Folgende Fragenkomplexe ergeben sich daraus für weitere Blog-Beiträge:
Was sind die gemeinsamen Wesensmerkmale von Wirtschaft und Technik? Gehört die Wirtschaft zur Technik, oder die Technik zur Wirtschaft? Oder stehen sie auf gleicher Stufe und beeinflussen sich gegenseitig? Gibt es ein übergeordnetes Wesenselement? Welche Gefahren gehören zur Wirtschaft, welche zur Technik, welche zu beiden und wie kann man ihnen begegnen?
Man mag zu Heideggers eigentümlichen Philosophie-Ansatz stehen wie man will, fruchtbar ist er auf jeden Fall.
[1] Einen umfassenden Überblick zu Heideggers Philosophie, Wirkung und seiner NS-Verstrickung geben z.B.
Jahraus, O. (2004). Martin Heidegger – Eine Einführung. Stuttgart: Reclam.
Safranski, R. (2001). Ein Meister aus Deutschland – Heidegger und seine Zeit. Frankfurt am Main: Fischer Taschenbuch Verlag.
Wheeler, M. (2018). Martin Heidegger. The Stanford Encyclopedia of Philosophy (Winter 2018 Edition). Edward N. Zalta (ed.).
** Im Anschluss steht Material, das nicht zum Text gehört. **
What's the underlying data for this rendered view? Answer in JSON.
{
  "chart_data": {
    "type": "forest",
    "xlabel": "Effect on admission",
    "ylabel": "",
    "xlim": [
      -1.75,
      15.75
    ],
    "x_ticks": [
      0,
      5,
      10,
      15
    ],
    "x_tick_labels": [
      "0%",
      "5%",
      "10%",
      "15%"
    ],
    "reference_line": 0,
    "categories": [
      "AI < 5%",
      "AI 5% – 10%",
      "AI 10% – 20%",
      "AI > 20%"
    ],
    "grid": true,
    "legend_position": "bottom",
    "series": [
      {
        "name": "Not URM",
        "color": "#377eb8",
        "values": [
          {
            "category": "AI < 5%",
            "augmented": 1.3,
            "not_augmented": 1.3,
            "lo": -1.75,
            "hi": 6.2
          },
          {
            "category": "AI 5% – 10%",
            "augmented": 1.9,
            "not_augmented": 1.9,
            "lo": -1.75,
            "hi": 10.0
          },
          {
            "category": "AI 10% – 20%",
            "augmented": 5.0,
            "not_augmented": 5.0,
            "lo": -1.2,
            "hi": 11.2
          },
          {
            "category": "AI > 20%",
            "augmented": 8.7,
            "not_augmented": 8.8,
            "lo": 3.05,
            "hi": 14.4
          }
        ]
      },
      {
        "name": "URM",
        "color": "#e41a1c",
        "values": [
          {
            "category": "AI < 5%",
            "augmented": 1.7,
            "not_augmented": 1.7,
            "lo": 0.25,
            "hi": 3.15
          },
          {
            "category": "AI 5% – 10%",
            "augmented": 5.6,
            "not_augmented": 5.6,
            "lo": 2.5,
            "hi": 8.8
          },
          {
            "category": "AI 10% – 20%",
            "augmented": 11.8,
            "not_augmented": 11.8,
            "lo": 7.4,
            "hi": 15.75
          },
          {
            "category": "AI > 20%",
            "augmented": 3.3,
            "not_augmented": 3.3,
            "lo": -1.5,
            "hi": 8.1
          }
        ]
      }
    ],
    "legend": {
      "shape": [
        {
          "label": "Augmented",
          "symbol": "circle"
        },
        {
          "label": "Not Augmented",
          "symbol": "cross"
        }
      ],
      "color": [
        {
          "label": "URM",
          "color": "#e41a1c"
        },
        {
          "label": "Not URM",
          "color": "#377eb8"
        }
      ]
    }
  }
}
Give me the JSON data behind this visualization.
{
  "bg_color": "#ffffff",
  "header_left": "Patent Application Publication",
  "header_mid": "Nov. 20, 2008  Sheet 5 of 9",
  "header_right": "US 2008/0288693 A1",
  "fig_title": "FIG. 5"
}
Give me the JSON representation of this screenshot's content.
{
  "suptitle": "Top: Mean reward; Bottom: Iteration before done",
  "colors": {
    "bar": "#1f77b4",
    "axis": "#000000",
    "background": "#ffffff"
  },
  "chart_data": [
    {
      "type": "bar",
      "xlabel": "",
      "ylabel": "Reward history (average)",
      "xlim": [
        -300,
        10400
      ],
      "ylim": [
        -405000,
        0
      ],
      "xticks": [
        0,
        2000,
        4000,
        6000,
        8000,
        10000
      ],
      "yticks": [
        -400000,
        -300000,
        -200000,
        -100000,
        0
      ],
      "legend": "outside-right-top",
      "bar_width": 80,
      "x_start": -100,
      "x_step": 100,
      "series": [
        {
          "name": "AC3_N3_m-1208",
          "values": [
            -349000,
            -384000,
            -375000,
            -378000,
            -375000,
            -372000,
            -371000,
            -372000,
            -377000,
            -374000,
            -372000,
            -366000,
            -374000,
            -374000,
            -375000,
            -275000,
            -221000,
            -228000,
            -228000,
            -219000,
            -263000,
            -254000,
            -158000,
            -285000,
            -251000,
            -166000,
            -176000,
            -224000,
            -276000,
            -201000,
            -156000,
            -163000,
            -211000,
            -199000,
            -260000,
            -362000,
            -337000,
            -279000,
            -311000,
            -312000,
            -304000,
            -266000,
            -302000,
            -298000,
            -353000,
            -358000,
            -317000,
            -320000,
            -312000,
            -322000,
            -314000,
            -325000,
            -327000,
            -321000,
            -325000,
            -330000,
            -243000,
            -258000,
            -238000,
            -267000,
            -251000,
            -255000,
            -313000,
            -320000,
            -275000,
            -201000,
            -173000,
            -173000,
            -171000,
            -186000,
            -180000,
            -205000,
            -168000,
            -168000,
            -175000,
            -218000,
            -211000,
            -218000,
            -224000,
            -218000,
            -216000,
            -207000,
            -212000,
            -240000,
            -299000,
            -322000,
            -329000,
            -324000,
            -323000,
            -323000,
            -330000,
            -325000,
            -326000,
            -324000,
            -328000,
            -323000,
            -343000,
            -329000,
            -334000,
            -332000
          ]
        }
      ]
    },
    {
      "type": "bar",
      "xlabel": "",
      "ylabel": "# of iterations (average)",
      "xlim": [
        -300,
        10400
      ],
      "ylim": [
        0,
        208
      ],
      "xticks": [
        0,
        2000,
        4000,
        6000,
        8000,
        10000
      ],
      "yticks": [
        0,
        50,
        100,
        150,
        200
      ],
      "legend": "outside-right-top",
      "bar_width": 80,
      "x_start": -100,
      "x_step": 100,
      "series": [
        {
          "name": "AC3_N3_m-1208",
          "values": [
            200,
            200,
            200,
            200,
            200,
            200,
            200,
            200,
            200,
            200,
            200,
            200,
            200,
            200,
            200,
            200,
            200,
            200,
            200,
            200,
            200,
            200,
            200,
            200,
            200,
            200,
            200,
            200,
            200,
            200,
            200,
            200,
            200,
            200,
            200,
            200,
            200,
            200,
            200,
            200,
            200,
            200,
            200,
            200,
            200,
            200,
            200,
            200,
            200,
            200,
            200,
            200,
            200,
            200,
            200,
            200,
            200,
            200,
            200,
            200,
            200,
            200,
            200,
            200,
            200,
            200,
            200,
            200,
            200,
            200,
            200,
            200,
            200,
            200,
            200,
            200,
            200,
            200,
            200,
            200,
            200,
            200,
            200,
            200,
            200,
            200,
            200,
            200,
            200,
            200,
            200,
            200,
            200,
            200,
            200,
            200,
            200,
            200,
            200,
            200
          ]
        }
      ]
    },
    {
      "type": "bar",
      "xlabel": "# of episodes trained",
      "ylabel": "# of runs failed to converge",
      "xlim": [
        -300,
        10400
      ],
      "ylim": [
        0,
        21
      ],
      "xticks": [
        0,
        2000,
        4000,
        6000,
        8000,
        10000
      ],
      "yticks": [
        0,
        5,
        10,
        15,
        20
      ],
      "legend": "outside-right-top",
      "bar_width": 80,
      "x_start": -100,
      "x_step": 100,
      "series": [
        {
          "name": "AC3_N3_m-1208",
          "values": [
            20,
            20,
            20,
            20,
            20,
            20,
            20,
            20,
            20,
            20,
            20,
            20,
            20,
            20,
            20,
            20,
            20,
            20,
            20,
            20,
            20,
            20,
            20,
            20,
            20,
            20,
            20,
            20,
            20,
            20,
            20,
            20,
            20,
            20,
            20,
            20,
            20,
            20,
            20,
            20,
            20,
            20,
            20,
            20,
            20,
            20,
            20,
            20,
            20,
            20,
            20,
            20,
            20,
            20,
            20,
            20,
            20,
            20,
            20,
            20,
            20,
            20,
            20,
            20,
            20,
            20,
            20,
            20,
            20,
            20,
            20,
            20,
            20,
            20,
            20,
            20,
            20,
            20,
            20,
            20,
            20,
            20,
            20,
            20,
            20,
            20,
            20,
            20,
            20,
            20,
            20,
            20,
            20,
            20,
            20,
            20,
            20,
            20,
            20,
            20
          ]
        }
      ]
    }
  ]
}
Abgerufen am 1. Dezember 2019 von https://plato.stanford.edu/archives/win2018/entries/heidegger/
[2] Eine Bewertung der „Schwarzen Hefte“ findet sich z.B. in folgendem Interview mit Rüdiger Safranski:
Neue Osnabrücker Zeitung. (8. April 2014). Safranski: Heidegger verdrängte Unrecht – „Unglaublicher Mangel an Empathie“. Abgerufen am 1. Dezember 2019 https://www.noz.de/deutschland-welt/kultur/artikel/465839/unglaublicher-mangel-an-empathie
[3] Heidegger, M. (2007). Die Frage nach der Technik. Die Technik und die Kehre (11. Auflage). Stuttgart: Klett-Cotta.
[4] Zitate aus Heideggers Text „Die Frage nach der Technik“ sind kursiv gedruckt.